Microsoft has been alerting customers about the May 2022 patch update that is causing authentication errors and failures. The patch update has been linked to Windows Active Directory Domain Services, and Microsoft released an update advising that it was investigating the issue. The authentication problems are seen with Windows devices that are used as domain controllers, who also received Microsoft’s May 10-released updates.
Microsoft stated that it wanted the affected organizations to “Manually map certificates to a machine account in Active Directory”, according to the instructions posted by Microsoft in a certificate mapping document. The issue is affecting all supporting windows server products, including Windows Server 2008. The error displays as “Authentication failed due to a user credentials mismatch. Either the username provided does not map to an existing account or the password was incorrect.”. Uninstalling KB5014001 and KB5014011 resolves this, but most businesses obviously would rather get them patched.

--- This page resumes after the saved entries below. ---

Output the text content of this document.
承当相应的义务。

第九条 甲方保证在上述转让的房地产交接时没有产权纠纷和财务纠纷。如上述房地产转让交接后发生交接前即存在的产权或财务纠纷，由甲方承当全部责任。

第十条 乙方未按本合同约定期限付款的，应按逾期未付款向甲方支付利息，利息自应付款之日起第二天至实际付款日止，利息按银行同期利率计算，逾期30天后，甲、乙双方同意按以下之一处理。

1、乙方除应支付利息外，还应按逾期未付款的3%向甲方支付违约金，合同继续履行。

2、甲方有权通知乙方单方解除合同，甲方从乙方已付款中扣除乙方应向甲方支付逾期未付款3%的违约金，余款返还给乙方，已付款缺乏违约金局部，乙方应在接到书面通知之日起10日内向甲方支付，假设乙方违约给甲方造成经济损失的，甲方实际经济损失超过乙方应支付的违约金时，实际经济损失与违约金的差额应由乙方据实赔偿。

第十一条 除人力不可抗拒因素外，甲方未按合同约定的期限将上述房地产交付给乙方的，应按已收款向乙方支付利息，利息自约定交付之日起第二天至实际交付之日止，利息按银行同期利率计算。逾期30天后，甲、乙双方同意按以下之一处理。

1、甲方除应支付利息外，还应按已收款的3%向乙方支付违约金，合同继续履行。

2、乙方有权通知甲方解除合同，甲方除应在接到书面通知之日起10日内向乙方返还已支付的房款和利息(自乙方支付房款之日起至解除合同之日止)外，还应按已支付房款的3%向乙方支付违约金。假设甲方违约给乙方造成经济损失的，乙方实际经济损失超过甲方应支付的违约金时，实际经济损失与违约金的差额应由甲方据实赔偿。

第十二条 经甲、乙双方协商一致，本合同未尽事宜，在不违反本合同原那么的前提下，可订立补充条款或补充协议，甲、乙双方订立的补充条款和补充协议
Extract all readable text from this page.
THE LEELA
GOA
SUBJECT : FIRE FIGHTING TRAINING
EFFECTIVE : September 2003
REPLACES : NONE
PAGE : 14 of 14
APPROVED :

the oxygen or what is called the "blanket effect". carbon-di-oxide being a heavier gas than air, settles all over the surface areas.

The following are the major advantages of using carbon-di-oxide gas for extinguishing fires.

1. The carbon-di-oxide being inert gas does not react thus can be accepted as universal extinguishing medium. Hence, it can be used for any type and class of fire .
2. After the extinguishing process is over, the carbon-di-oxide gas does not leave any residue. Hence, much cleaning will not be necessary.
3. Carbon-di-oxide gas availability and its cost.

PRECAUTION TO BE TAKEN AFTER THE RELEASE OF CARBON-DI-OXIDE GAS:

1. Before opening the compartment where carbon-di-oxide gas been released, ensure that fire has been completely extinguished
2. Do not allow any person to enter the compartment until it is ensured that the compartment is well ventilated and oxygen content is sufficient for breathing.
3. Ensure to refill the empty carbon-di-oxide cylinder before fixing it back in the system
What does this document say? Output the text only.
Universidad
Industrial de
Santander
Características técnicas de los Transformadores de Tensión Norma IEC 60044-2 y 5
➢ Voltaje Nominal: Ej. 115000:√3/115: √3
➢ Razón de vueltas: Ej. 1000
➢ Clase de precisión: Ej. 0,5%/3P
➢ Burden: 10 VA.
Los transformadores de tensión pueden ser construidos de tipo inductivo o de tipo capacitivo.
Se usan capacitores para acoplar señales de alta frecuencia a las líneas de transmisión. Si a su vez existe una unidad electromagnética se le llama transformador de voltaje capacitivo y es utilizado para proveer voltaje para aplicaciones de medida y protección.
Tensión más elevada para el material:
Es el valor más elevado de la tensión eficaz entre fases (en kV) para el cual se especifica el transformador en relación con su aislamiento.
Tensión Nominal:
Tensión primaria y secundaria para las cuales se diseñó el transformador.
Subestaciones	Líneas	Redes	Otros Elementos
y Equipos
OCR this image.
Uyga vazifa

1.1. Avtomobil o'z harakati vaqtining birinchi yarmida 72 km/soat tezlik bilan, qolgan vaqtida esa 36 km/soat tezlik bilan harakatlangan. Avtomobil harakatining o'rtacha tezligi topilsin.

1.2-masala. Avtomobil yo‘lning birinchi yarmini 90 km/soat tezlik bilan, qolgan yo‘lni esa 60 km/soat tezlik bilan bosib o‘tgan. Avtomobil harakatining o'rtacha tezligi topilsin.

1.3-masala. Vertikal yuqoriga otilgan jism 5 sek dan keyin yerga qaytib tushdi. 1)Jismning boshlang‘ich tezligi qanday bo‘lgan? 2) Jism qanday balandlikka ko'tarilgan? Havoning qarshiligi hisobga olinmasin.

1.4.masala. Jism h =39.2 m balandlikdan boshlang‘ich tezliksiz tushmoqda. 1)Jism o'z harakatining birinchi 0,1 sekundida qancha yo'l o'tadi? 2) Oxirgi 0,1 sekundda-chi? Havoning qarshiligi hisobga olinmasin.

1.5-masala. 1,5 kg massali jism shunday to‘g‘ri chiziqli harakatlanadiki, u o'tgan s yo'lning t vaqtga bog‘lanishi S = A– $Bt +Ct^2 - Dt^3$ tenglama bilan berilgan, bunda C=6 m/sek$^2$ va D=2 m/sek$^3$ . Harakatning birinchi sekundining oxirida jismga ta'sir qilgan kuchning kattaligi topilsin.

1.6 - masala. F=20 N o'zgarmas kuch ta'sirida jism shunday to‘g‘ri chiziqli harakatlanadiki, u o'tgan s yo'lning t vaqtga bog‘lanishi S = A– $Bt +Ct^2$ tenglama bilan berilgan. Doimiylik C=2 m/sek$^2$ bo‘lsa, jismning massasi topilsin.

Authentication Failure Caused By Security Update
Microsoft explained the details related to the authentication problem were caused by the security update addressing the privilege escalation vulnerabilities in Windows Kerbose and its Active Directory Domain Service. The vulnerabilities are tracked as CVE-2022-26931 in Windows Kerberos with a high severity CVSS rating of 7.5 and CVE-2022-26923. The authentication difficulties should not affect client Windows devices or non-domain controller servers, according to Microsoft. An attacker can exploit the vulnerability if left unpatched, and escalate the privilege to that of the domain admin.